Cómo socavar una alianza

TOKIO – El año 2010 marca el aniversario número 50 de la firma del Tratado de Seguridad entre Japón y Estados Unidos. Sin embargo, en lugar de celebrar un acuerdo que ha ayudado a estabilizar Asia Oriental por medio siglo, el tratado se encuentra hoy en grave peligro, tanto por indecisión como por un antiamericanismo irreflexivo.

En agosto de 2009, el pueblo japonés votó por el "cambio". El Partido Liberal Demócrata (LDP), que había gobernado el Japón durante la mayor parte de las décadas de postguerra, perdió las elecciones parlamentarias ante el Partido Democrático de Japón (DPJ). La razón principal de la victoria del DPJ fue que los votantes estaban hartos del LDP.

Ese sentimiento había estado creciendo en el país ya por un buen tiempo. En las elecciones de 2005, el LDP mantuvo el poder sólo porque el Primer Ministro Junichiro Koizumi presentó al partido como un agente de cambio.
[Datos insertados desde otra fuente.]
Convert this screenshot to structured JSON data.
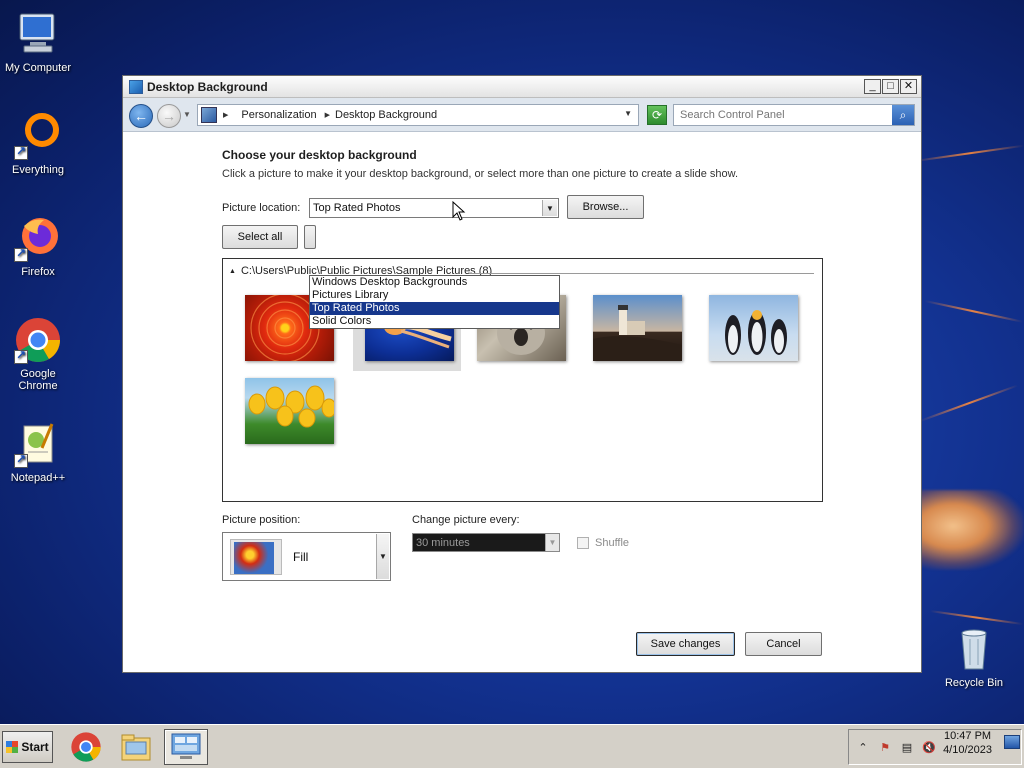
{
  "desktop": {
    "icons": [
      {
        "label": "My Computer"
      },
      {
        "label": "Everything"
      },
      {
        "label": "Firefox"
      },
      {
        "label": "Google Chrome"
      },
      {
        "label": "Notepad++"
      },
      {
        "label": "Recycle Bin"
      }
    ]
  },
  "window": {
    "title": "Desktop Background",
    "controls": {
      "minimize": "_",
      "maximize": "□",
      "close": "✕"
    }
  },
  "addressbar": {
    "crumbs": [
      "Personalization",
      "Desktop Background"
    ],
    "search_placeholder": "Search Control Panel"
  },
  "main": {
    "heading": "Choose your desktop background",
    "subtitle": "Click a picture to make it your desktop background, or select more than one picture to create a slide show.",
    "picture_location_label": "Picture location:",
    "picture_location_value": "Top Rated Photos",
    "browse_label": "Browse...",
    "select_all_label": "Select all",
    "dropdown_options": [
      "Windows Desktop Backgrounds",
      "Pictures Library",
      "Top Rated Photos",
      "Solid Colors"
    ],
    "dropdown_selected_index": 2,
    "group_header": "C:\\Users\\Public\\Public Pictures\\Sample Pictures (8)",
    "thumbnails": [
      {
        "name": "chrysanthemum",
        "checked": false
      },
      {
        "name": "jellyfish",
        "checked": true
      },
      {
        "name": "koala",
        "checked": false
      },
      {
        "name": "lighthouse",
        "checked": false
      },
      {
        "name": "penguins",
        "checked": false
      },
      {
        "name": "tulips",
        "checked": false
      }
    ],
    "picture_position_label": "Picture position:",
    "picture_position_value": "Fill",
    "change_picture_label": "Change picture every:",
    "change_picture_value": "30 minutes",
    "shuffle_label": "Shuffle",
    "save_label": "Save changes",
    "cancel_label": "Cancel"
  },
  "taskbar": {
    "start_label": "Start",
    "time": "10:47 PM",
    "date": "4/10/2023"
  }
}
Sin embargo, una vez que dejó el cargo, los Primeros Ministros del Japón (Shinzo Abe, Yasuo Fukuda y Taro Aso) fueron y vinieron con tanta rapidez que se llegó a ver a las altas autoridades del país como una especie de "menú del día". Con tan poco respeto hacia los líderes del LDP, no es de sorprender el que los votantes japoneses hayan perdido la poca paciencia que les quedaba con el partido y sus prácticas obsoletas.